This project aims to be an artistic expression, experimentation and exploration of landscapes as art and photographic representation. It takes as its specific subject a landscape in Bolivia, the Salar de Uyuni, to explore several topics: different time scales in aesthetic representations of climate change; the relationship between capitalism and landscape photography; the perceived authenticity of an art piece versus a photograph. The project was partly inspired by my study of photo essays and critical works on the artificial construction and commodification of a “pure nature” landscape - its ubiquity in advertising and tourism, its role in conveying ideologies of ownership or dominance.
If the landscape photo is, in fact, inherently social, and as such never an objective capture of reality, what then is hidden behind the “natural” photograph?
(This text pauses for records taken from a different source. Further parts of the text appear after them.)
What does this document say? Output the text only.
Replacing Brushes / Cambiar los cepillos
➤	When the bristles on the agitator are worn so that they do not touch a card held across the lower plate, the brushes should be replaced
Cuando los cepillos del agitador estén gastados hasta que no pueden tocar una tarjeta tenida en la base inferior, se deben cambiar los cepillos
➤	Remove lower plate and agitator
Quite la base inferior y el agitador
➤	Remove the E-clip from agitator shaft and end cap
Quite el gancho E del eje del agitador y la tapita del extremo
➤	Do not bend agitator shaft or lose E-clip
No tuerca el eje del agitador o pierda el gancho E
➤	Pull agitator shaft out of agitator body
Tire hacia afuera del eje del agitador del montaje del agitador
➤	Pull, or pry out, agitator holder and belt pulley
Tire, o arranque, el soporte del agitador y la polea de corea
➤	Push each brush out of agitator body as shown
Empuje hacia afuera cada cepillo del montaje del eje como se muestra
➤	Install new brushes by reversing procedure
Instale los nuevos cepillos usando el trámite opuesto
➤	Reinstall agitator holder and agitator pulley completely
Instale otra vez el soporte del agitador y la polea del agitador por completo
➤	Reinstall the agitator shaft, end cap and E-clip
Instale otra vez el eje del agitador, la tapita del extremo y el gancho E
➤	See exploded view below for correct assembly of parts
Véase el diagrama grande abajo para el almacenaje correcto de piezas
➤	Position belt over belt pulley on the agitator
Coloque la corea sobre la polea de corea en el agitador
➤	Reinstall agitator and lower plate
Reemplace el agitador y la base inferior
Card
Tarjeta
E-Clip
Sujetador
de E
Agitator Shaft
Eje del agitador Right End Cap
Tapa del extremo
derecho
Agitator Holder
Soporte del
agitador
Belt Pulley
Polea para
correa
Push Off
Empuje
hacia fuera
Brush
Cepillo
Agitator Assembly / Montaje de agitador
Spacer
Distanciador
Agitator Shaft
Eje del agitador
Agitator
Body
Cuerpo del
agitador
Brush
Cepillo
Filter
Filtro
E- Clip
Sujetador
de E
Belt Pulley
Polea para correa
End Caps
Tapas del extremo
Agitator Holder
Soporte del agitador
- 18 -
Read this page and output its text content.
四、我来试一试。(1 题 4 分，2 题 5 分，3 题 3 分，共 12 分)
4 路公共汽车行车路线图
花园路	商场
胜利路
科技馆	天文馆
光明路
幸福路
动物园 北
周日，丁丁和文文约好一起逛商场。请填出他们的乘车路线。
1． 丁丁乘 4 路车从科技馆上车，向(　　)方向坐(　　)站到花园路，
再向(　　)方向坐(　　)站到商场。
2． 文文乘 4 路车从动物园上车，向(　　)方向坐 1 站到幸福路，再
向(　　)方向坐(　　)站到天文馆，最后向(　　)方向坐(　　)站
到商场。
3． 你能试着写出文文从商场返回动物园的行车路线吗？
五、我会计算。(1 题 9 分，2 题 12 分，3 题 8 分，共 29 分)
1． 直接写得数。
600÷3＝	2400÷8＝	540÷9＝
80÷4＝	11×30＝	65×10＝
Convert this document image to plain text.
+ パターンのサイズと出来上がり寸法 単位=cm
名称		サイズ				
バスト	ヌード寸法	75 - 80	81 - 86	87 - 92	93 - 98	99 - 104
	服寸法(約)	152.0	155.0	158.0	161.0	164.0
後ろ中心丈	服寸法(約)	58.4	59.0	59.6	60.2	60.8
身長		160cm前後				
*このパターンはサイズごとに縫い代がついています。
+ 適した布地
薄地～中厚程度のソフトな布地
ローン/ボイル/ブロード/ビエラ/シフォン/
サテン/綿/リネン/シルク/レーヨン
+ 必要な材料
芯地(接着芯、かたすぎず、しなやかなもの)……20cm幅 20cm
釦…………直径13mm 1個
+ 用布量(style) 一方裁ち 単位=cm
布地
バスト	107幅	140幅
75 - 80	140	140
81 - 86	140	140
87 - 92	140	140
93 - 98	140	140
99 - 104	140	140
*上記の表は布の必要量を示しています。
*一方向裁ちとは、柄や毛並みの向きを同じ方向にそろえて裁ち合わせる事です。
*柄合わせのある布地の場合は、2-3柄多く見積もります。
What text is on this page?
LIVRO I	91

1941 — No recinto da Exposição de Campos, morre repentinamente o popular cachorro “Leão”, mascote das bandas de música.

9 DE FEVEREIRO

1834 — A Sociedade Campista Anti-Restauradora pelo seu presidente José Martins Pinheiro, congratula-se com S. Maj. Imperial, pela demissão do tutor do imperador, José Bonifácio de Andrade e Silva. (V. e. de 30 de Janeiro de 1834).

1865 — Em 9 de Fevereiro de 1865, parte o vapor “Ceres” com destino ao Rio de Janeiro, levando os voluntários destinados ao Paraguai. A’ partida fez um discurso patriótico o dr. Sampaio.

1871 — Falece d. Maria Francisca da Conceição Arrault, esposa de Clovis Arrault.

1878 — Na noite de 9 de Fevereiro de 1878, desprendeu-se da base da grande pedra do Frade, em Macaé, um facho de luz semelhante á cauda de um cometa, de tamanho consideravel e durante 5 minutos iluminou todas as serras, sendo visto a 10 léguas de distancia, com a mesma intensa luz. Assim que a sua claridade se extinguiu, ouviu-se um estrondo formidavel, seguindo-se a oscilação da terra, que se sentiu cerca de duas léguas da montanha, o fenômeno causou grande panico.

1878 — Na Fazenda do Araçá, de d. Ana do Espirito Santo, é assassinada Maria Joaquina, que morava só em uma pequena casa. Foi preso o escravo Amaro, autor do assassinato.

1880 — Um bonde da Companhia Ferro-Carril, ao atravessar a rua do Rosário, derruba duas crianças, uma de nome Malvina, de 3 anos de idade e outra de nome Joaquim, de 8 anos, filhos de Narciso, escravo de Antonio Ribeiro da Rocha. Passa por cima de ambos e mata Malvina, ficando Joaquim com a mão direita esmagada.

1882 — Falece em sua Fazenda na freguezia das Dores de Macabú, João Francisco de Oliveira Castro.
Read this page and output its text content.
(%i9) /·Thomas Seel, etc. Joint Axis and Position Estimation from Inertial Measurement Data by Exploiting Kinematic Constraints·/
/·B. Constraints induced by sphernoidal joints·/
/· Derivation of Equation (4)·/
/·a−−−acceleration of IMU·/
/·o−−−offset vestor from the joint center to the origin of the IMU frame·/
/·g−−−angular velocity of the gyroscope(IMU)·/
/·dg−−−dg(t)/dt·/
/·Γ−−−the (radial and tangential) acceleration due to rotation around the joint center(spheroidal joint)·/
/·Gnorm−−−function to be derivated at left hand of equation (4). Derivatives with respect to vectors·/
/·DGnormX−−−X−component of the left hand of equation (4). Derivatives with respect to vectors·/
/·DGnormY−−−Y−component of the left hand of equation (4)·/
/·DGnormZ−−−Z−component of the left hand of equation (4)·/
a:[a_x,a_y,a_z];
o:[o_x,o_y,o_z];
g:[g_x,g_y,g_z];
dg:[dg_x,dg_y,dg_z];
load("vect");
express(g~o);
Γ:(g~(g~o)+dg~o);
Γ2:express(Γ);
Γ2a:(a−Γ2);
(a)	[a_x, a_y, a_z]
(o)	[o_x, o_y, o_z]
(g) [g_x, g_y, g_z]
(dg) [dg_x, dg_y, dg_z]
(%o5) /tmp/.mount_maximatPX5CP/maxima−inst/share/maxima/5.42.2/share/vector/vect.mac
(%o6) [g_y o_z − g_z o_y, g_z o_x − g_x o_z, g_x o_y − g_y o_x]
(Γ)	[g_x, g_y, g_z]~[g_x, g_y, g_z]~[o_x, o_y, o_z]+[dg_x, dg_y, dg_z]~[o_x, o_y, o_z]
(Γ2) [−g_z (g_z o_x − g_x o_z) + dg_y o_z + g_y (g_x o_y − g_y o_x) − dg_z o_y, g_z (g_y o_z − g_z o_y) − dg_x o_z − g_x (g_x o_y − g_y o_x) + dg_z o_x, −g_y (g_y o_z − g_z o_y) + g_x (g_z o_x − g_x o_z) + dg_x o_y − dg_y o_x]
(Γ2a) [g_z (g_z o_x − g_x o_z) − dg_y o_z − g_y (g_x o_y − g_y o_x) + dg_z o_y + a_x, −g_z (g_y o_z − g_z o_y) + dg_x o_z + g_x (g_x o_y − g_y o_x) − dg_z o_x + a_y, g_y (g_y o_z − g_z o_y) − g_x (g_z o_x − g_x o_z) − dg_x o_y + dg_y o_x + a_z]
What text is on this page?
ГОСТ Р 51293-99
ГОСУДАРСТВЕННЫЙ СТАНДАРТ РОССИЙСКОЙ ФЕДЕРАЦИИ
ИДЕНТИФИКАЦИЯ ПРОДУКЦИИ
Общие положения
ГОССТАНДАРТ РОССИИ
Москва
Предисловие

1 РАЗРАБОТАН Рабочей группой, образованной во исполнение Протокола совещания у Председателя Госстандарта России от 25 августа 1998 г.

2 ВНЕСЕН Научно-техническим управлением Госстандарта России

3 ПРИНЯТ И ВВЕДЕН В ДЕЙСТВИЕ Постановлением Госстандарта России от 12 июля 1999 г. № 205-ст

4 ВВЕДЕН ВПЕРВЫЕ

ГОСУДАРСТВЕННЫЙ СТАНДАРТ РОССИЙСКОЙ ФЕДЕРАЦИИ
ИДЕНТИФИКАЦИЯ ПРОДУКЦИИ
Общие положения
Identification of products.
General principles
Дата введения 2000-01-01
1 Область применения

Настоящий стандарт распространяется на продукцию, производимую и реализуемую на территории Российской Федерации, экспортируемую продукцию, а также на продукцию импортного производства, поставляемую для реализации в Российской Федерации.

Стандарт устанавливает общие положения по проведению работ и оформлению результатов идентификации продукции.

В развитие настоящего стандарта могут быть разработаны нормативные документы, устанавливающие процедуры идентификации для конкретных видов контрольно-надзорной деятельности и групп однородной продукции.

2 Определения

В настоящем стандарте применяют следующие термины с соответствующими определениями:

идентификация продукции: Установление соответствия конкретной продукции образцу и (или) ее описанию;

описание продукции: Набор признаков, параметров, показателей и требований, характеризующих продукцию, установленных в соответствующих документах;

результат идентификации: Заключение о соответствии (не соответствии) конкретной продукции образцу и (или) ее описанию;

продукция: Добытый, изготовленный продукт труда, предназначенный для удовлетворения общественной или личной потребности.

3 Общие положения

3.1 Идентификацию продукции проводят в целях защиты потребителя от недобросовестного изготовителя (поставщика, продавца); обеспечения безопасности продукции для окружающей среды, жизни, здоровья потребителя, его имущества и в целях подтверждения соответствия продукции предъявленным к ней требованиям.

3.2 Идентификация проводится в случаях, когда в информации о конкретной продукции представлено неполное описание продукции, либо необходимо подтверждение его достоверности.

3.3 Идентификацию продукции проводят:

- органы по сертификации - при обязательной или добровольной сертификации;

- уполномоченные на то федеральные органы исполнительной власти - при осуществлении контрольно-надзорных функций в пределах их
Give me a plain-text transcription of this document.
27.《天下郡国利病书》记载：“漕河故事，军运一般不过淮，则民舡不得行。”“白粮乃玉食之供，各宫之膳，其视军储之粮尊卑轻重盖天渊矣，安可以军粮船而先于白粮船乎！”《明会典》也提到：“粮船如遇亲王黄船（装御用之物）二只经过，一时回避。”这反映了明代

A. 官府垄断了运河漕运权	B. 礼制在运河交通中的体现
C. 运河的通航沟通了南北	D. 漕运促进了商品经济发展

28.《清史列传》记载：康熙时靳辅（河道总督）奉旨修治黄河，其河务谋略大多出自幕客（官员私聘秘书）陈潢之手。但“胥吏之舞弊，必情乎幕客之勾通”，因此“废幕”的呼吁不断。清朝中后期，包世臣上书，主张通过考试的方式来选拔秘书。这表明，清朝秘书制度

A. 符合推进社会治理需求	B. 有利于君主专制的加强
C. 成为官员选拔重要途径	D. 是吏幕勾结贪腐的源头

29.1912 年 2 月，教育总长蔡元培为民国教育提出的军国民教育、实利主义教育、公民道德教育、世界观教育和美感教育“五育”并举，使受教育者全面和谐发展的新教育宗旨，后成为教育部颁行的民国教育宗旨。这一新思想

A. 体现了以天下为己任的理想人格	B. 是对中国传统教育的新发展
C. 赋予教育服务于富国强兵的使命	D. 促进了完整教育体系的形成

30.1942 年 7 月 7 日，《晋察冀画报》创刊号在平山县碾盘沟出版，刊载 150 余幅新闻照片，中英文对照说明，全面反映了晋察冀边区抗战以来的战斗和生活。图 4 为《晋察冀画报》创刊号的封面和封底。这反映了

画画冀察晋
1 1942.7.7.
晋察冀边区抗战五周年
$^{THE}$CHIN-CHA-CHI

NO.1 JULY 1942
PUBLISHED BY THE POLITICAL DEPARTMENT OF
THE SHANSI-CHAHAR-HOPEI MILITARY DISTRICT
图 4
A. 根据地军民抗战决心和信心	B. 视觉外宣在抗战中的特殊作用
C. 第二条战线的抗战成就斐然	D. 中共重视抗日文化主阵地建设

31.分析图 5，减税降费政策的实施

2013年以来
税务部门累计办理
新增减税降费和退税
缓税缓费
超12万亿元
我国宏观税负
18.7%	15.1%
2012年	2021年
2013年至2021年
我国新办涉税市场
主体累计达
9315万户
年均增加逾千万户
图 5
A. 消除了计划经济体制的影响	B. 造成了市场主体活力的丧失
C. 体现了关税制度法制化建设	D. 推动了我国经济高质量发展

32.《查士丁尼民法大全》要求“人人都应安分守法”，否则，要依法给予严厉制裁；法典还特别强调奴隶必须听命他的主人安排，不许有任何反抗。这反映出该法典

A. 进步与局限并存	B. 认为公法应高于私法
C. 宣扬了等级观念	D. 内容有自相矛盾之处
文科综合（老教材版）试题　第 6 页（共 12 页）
Who are the people behind the seemingly objective technology? What is in the text of the photo? For instance, can that text, if expanded, ever convey the different time scales of a landscape, that is, the geological “deep time” of a place separate from what is part of, or constructed by, human history? My goal is to use a subjective expression to create something that would evoke, even provoke, the viewer to ask: and what ideas are behind this photo?
Compiled here are illustrations and photo essays on the landscape images I took of the Salar de Uyuni with a small Canon in southwest Bolivia four years ago. Some are replications of photographs done by hand, others replications of photo images modified, transformed, and destroyed. I recast these places with more familiar forms of representation — a drawing, a meta image, an abstraction — to show the ideology, desires, understandings that are tied to the larger cultural, economic, social, and political systems and are reflected in the viewer and photographer.
By doing this, I am taking what-has-been and reconstructing it into another what-has-been, a what-is, and a what-will-be — all in real time. Thus, these aesthetic representations are palimpsests, recreations that change the very nature of the original photographs themselves.
Much of this website is also devoted to laying out the intertwined environmental, economic, political, and cultural issues in modern-day Bolivia, specifically in the Salar de Uyuni area. Although this project is mostly in the realm of humanities and art, an undertaking to create forms of representation in geological epochs of humans effecting this particular environment requires an extensive inquiry into Bolivia and the Anthropocene itself. As I wrote in a journal one day,
"When you ask the question, ‘Whose idea or face is behind the image?’ you find yourself looking up more than just ‘Who lives in the Salar de Uyuni?’ You soon find yourself looking up its geological formation – its market value – its lithium concentration – its lithium extraction via multi-nationals – batteries – 500,000 gallons of water per ton of lithium – water shortage – effects on surrounding residents of Uyuni – how this has happened similarly and differently in Chile and Argentina – the Salar de Uyuni's harsh fragility – Bolivian mining history in Potosí – Gold and Silver – neo-colonialism – the Quechua-speaking of Uyuni, the Uru – their popular braids – their ‘attractive poverty’ – what the tourist doesn't see – what the tourist unintentionally or intentionally perpetuates – the EU elite in my 4X4 jeep – the commodification of white land – the ‘white gold rush’ – and the absence of mining and digging and back-breaking work and thirst and pollution and indigenous bodies and human faces hands and flesh bones behind the misleading still-flat image of a pretty landscape in translation."